Can I ask the FDA for advice on requesting a Breakthrough Therapy Designation?
Yes. In 2016, the FDA put into place a preliminary assessment step in requesting a Breakthrough Therapy Designation. This assessment includes a Preliminary Breakthrough Therapy Designation Request (BTDR) Advice form. This is a two-page form that allows the Sponsor to highlight key data from clinical trials that is believed to be strong enough to meet the requirements for a Breakthrough Therapy designation.
Does the EMA have a guidance for Agency meetings similar to that of the FDA?
No. While the FDA has a “Guidance for Industry Formal Meetings between the FDA and Sponsors,” the EMA does not. In Europe, you can request meetings as developments advance and questions arise. Just remember, it is important to ensure strategy and meeting topics are notable and presented with a sufficient package.

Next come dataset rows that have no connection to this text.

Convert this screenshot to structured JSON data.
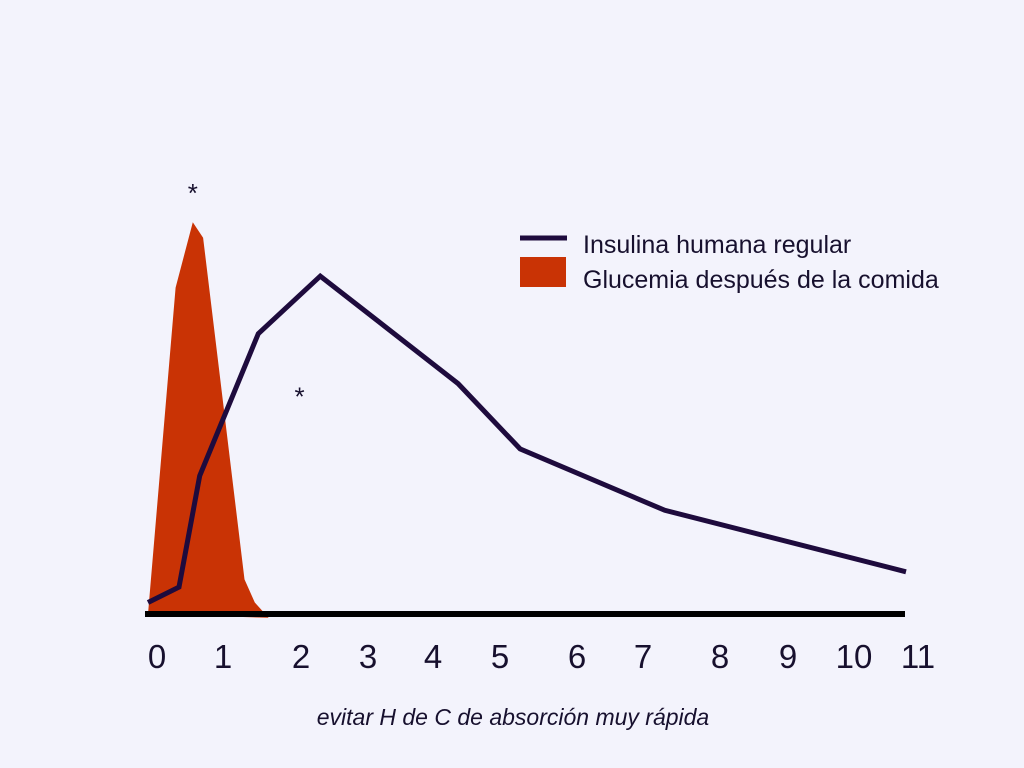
{
  "colors": {
    "background": "#f3f3fc",
    "insulina": "#1e0b3d",
    "glucemia": "#c93305",
    "axis": "#000000",
    "text": "#17102e"
  },
  "chart_data": {
    "type": "line",
    "xlabel": "",
    "ylabel": "",
    "x_ticks": [
      "0",
      "1",
      "2",
      "3",
      "4",
      "5",
      "6",
      "7",
      "8",
      "9",
      "10",
      "11"
    ],
    "xlim": [
      0,
      11
    ],
    "ylim": [
      0,
      100
    ],
    "grid": false,
    "legend_position": "top-right",
    "series": [
      {
        "name": "Insulina humana regular",
        "style": "line",
        "color": "#1e0b3d",
        "points": [
          [
            0,
            3
          ],
          [
            0.45,
            7
          ],
          [
            0.75,
            36
          ],
          [
            1.6,
            73
          ],
          [
            2.5,
            88
          ],
          [
            4.5,
            60
          ],
          [
            5.4,
            43
          ],
          [
            7.5,
            27
          ],
          [
            11,
            11
          ]
        ]
      },
      {
        "name": "Glucemia después de la comida",
        "style": "area",
        "color": "#c93305",
        "points": [
          [
            0,
            0
          ],
          [
            0.4,
            85
          ],
          [
            0.65,
            102
          ],
          [
            0.8,
            98
          ],
          [
            1.4,
            9
          ],
          [
            1.55,
            3
          ],
          [
            1.75,
            -1
          ]
        ]
      }
    ],
    "annotations": [
      {
        "text": "*",
        "x": 0.65,
        "y": 111
      },
      {
        "text": "*",
        "x": 2.2,
        "y": 58
      }
    ],
    "caption": "evitar H de C de absorción muy rápida"
  }
}
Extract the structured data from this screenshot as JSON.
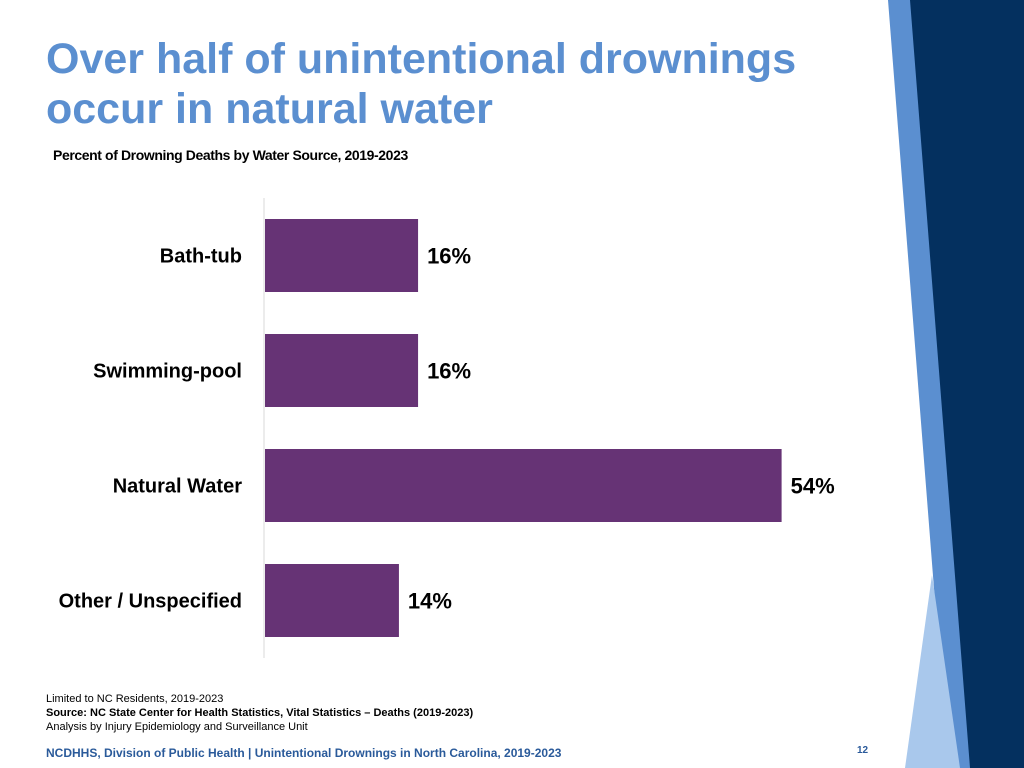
{
  "slide": {
    "title_line1": "Over half of unintentional drownings",
    "title_line2": "occur in natural water",
    "subtitle": "Percent of Drowning Deaths by Water Source, 2019-2023",
    "note_limited": "Limited to NC Residents, 2019-2023",
    "note_source": "Source: NC State Center for Health Statistics, Vital Statistics – Deaths (2019-2023)",
    "note_analysis": "Analysis by Injury Epidemiology and Surveillance Unit",
    "footer": "NCDHHS, Division of Public Health | Unintentional Drownings in North Carolina, 2019-2023",
    "page_number": "12"
  },
  "colors": {
    "bar": "#663375",
    "title": "#5b8fd0",
    "navy": "#04305f",
    "light_blue": "#a9c8ec",
    "mid_blue": "#5b8fd0"
  },
  "chart_data": {
    "type": "bar",
    "orientation": "horizontal",
    "title": "Percent of Drowning Deaths by Water Source, 2019-2023",
    "categories": [
      "Bath-tub",
      "Swimming-pool",
      "Natural Water",
      "Other / Unspecified"
    ],
    "values": [
      16,
      16,
      54,
      14
    ],
    "value_labels": [
      "16%",
      "16%",
      "54%",
      "14%"
    ],
    "xlim": [
      0,
      60
    ],
    "grid": false,
    "legend": "none"
  }
}
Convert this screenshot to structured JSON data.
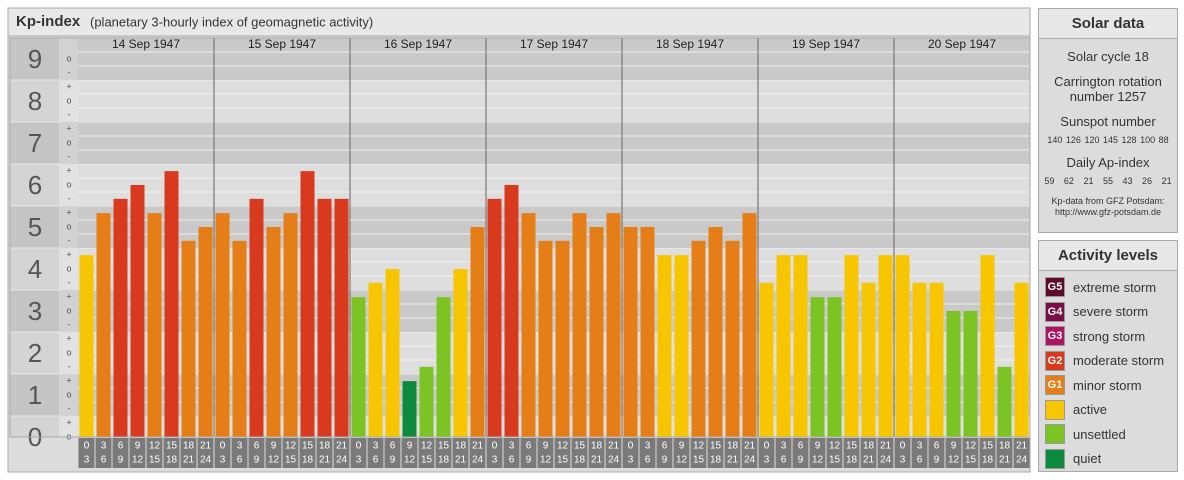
{
  "chart_data": {
    "type": "bar",
    "title": "Kp-index",
    "subtitle": "(planetary 3-hourly index of geomagnetic activity)",
    "ylim": [
      0,
      9.5
    ],
    "yticks": [
      0,
      1,
      2,
      3,
      4,
      5,
      6,
      7,
      8,
      9
    ],
    "minor_labels": [
      "+",
      "o",
      "-"
    ],
    "intervals": [
      [
        0,
        3
      ],
      [
        3,
        6
      ],
      [
        6,
        9
      ],
      [
        9,
        12
      ],
      [
        12,
        15
      ],
      [
        15,
        18
      ],
      [
        18,
        21
      ],
      [
        21,
        24
      ]
    ],
    "series": [
      {
        "name": "14 Sep 1947",
        "values": [
          4.33,
          5.33,
          5.67,
          6.0,
          5.33,
          6.33,
          4.67,
          5.0
        ],
        "colors": [
          "#f7c600",
          "#e67e17",
          "#d93a1e",
          "#d93a1e",
          "#e67e17",
          "#d93a1e",
          "#e67e17",
          "#e67e17"
        ]
      },
      {
        "name": "15 Sep 1947",
        "values": [
          5.33,
          4.67,
          5.67,
          5.0,
          5.33,
          6.33,
          5.67,
          5.67
        ],
        "colors": [
          "#e67e17",
          "#e67e17",
          "#d93a1e",
          "#e67e17",
          "#e67e17",
          "#d93a1e",
          "#d93a1e",
          "#d93a1e"
        ]
      },
      {
        "name": "16 Sep 1947",
        "values": [
          3.33,
          3.67,
          4.0,
          1.33,
          1.67,
          3.33,
          4.0,
          5.0
        ],
        "colors": [
          "#7cc424",
          "#f7c600",
          "#f7c600",
          "#0e8a3c",
          "#7cc424",
          "#7cc424",
          "#f7c600",
          "#e67e17"
        ]
      },
      {
        "name": "17 Sep 1947",
        "values": [
          5.67,
          6.0,
          5.33,
          4.67,
          4.67,
          5.33,
          5.0,
          5.33
        ],
        "colors": [
          "#d93a1e",
          "#d93a1e",
          "#e67e17",
          "#e67e17",
          "#e67e17",
          "#e67e17",
          "#e67e17",
          "#e67e17"
        ]
      },
      {
        "name": "18 Sep 1947",
        "values": [
          5.0,
          5.0,
          4.33,
          4.33,
          4.67,
          5.0,
          4.67,
          5.33
        ],
        "colors": [
          "#e67e17",
          "#e67e17",
          "#f7c600",
          "#f7c600",
          "#e67e17",
          "#e67e17",
          "#e67e17",
          "#e67e17"
        ]
      },
      {
        "name": "19 Sep 1947",
        "values": [
          3.67,
          4.33,
          4.33,
          3.33,
          3.33,
          4.33,
          3.67,
          4.33
        ],
        "colors": [
          "#f7c600",
          "#f7c600",
          "#f7c600",
          "#7cc424",
          "#7cc424",
          "#f7c600",
          "#f7c600",
          "#f7c600"
        ]
      },
      {
        "name": "20 Sep 1947",
        "values": [
          4.33,
          3.67,
          3.67,
          3.0,
          3.0,
          4.33,
          1.67,
          3.67
        ],
        "colors": [
          "#f7c600",
          "#f7c600",
          "#f7c600",
          "#7cc424",
          "#7cc424",
          "#f7c600",
          "#7cc424",
          "#f7c600"
        ]
      }
    ]
  },
  "solar_data": {
    "title": "Solar data",
    "solar_cycle": "Solar cycle 18",
    "carrington": "Carrington rotation number 1257",
    "sunspot_label": "Sunspot number",
    "sunspot_numbers": [
      140,
      126,
      120,
      145,
      128,
      100,
      88
    ],
    "ap_label": "Daily Ap-index",
    "ap_values": [
      59,
      62,
      21,
      55,
      43,
      26,
      21
    ],
    "source": "Kp-data from GFZ Potsdam:",
    "source_url": "http://www.gfz-potsdam.de"
  },
  "activity_levels": {
    "title": "Activity levels",
    "items": [
      {
        "badge": "G5",
        "label": "extreme storm",
        "color": "#5c0a2e"
      },
      {
        "badge": "G4",
        "label": "severe storm",
        "color": "#7a0f45"
      },
      {
        "badge": "G3",
        "label": "strong storm",
        "color": "#b0125f"
      },
      {
        "badge": "G2",
        "label": "moderate storm",
        "color": "#d93a1e"
      },
      {
        "badge": "G1",
        "label": "minor storm",
        "color": "#e67e17"
      },
      {
        "label": "active",
        "color": "#f7c600"
      },
      {
        "label": "unsettled",
        "color": "#7cc424"
      },
      {
        "label": "quiet",
        "color": "#0e8a3c"
      }
    ]
  }
}
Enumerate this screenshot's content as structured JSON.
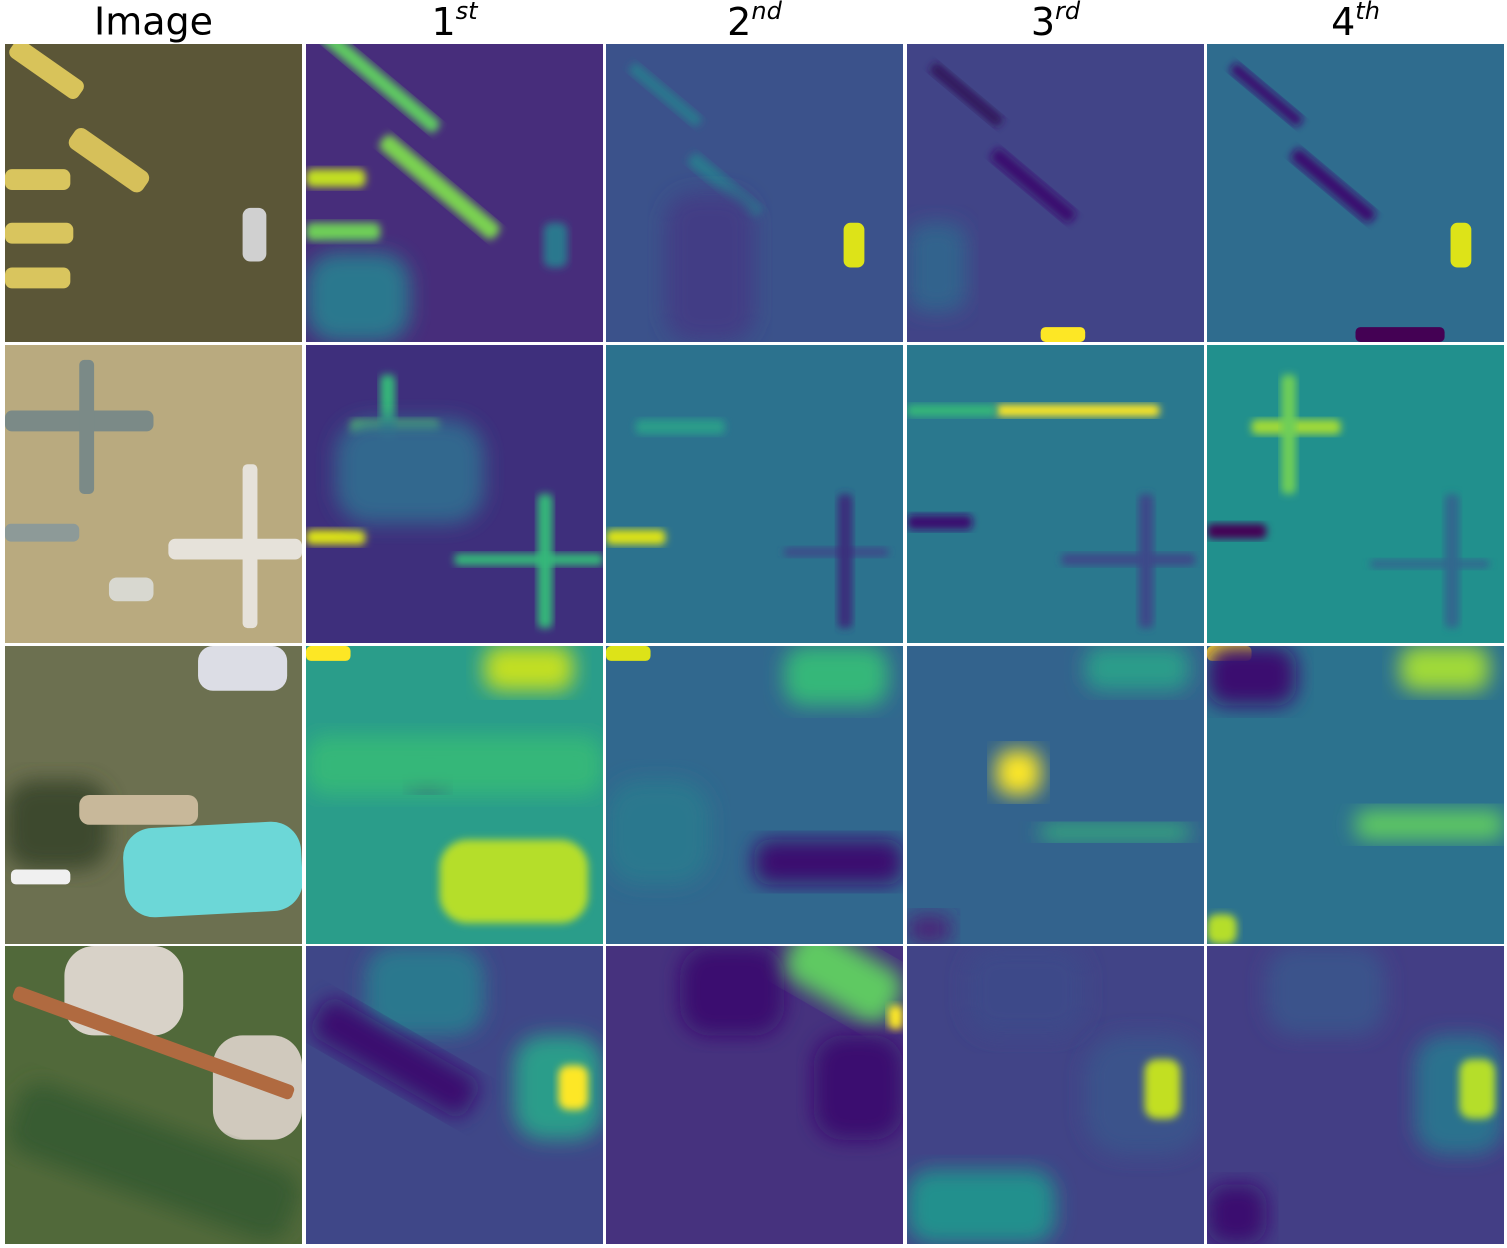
{
  "headers": [
    "Image",
    {
      "main": "1",
      "sup": "st"
    },
    {
      "main": "2",
      "sup": "nd"
    },
    {
      "main": "3",
      "sup": "rd"
    },
    {
      "main": "4",
      "sup": "th"
    }
  ]
}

What is the review process for an Orphan Drug Designation at the OOPD?
Once the OOPD receives your application, it will be assigned a designation application number, logged into a database and an acknowledgement letter will be sent to you. Following this the application will go through three rounds of review: OOPD Reviewer, OOPD Team Leader Review, and finally a review and decision by the OOPD Office Director. Depending on the final decision, you will notified via a formal letter.
When can I apply for Fast Track Designation?
You can apply for Fast Track designation at the time of IND submission, or any time after.
What is PRIME?
PRIME is a scheme launched by the EMA similar to that of the FDA’s Breakthrough Therapy program. PRIME stands for PRIority MEdicine and comes with a number of benefits provided by the EMA. In order to be accepted for PRIME a medicine must show its potential to benefit patients with unmet medical needs which would be based on clinical data.
Which EMA Agency is responsible for assistance and review of a Peadiatric Investigation Plan (PIP)?
The European Union established a Paediatric Regulation in January 2007, with an objective to improve the health of children (aged 0-17) by assisting the development and availability of medicines.

This regulation established a new committee known as the Paediatric Committee (PDCO). PDCO’s main role is to determine the studies that companies must carry out on children as part of paediatric investigation plans (PIPs).